When Mnangagwa took over following the “soft coup” of November 2017, Zimbabweans were very excited at the prospects his administration had promised to unfurl. 

However, this was soon proven to have been an illusion that Zimbabweans were living as the reality on the ground remained a perpetuation of the pain and suffering unleashed on citizens as corruption, nepotism, militarisation of key institutions, policy inconsistencies and even tribalism became the hallmark of Mugabe and his successor’s modus operandi.

The country’s economy has been on a free-fall for decades and more recently, prices of basic commodities have been going through the roof, a development that has caused untold suffering on the common citizen.
School fees, fuel, food items like bread, cooking oil, meat among others, have gone up, pushing Zimbabweans on the fringes of the mainstream economy.
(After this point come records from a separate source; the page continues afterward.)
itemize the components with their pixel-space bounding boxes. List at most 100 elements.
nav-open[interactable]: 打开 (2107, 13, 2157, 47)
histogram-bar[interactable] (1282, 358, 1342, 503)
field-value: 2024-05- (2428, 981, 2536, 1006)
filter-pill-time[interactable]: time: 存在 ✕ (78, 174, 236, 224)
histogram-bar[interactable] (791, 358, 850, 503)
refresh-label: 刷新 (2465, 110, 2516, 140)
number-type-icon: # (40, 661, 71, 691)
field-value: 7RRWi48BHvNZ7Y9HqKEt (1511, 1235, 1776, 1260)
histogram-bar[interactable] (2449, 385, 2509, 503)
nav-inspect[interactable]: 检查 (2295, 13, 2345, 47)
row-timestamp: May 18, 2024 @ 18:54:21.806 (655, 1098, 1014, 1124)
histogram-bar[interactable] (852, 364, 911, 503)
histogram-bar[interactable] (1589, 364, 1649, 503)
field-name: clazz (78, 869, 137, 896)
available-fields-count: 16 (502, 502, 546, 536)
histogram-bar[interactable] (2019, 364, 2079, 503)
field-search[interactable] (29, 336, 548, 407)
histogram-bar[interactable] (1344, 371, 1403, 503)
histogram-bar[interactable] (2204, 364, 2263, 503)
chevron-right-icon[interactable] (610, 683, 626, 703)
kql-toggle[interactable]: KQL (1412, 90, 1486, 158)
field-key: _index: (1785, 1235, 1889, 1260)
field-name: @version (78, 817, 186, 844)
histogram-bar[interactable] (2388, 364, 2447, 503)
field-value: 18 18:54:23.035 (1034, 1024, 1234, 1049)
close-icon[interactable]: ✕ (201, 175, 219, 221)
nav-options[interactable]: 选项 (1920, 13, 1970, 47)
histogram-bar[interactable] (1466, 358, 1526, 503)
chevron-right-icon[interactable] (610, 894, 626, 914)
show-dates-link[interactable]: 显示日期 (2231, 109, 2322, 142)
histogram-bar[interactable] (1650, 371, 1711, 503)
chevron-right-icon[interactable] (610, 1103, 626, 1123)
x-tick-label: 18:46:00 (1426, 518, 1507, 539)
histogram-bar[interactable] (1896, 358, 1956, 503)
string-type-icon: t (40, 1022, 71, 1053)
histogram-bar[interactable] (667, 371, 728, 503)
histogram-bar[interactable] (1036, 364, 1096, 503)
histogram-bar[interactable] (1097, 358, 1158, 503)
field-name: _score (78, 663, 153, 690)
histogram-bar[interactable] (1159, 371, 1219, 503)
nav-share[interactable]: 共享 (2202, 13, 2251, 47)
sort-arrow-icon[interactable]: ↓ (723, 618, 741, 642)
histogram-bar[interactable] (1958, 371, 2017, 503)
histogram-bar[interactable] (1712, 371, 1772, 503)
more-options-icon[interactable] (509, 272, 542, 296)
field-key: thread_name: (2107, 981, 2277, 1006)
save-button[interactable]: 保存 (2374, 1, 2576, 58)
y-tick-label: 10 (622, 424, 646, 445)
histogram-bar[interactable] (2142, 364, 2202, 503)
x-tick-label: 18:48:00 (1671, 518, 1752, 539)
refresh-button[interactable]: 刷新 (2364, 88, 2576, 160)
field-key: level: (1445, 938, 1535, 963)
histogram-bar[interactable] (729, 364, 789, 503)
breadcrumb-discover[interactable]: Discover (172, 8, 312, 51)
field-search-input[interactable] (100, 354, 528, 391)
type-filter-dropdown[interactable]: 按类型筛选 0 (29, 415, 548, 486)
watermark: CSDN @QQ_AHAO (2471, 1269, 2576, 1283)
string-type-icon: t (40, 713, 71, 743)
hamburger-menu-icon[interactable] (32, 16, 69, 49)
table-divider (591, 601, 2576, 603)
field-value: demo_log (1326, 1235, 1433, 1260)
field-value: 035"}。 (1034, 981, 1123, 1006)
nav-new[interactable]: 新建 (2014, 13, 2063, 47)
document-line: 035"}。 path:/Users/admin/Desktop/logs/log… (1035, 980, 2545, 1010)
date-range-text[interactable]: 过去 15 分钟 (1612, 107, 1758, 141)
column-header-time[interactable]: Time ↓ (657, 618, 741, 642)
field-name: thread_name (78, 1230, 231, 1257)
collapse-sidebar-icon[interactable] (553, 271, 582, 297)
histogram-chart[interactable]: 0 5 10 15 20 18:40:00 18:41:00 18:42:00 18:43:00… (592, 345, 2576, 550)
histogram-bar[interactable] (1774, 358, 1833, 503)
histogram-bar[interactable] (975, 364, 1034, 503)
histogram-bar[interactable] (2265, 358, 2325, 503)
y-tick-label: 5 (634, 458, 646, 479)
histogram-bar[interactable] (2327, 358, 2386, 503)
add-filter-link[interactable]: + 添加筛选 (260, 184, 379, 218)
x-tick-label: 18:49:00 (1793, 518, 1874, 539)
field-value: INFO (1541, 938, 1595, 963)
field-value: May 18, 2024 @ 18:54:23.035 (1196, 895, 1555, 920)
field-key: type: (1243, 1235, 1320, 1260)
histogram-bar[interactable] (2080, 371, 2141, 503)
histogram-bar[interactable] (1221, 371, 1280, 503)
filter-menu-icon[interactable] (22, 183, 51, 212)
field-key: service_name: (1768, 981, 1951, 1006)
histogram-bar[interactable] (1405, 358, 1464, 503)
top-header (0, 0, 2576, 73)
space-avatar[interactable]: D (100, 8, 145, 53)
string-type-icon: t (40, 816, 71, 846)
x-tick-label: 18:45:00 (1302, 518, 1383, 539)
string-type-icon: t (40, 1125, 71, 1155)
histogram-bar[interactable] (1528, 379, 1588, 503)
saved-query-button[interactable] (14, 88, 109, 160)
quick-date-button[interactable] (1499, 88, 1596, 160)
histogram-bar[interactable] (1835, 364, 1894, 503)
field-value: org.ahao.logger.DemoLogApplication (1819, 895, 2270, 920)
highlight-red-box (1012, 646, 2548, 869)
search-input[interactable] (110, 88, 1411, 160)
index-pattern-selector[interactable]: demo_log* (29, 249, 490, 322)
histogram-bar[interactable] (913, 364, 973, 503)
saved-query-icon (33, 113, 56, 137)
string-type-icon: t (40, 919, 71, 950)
Labour unions have threatened to take to the streets in protest over the sky-rocketing prices but government has decided to remain thuggish, brushing aside all these as nonsensical.

However, the reality on the ground demands practical and sustainable solutions. Threats will not bring a solution to rising prices. The combative attitude government and the ruling Zanu PF want to adopt will not solve issues. Rather, we risk witnessing a perpetuation of these.

To some extent, government was supposed to be sincere and share its challenges with the people.
Who knows, some of the solutions to obtaining challenges could be found there. Sadly, the Zanu PF government has a culture of lying to the people, indicating right and yet turning the opposite direction. Sincerity remains important and helps show people the trajectory the country has adopted.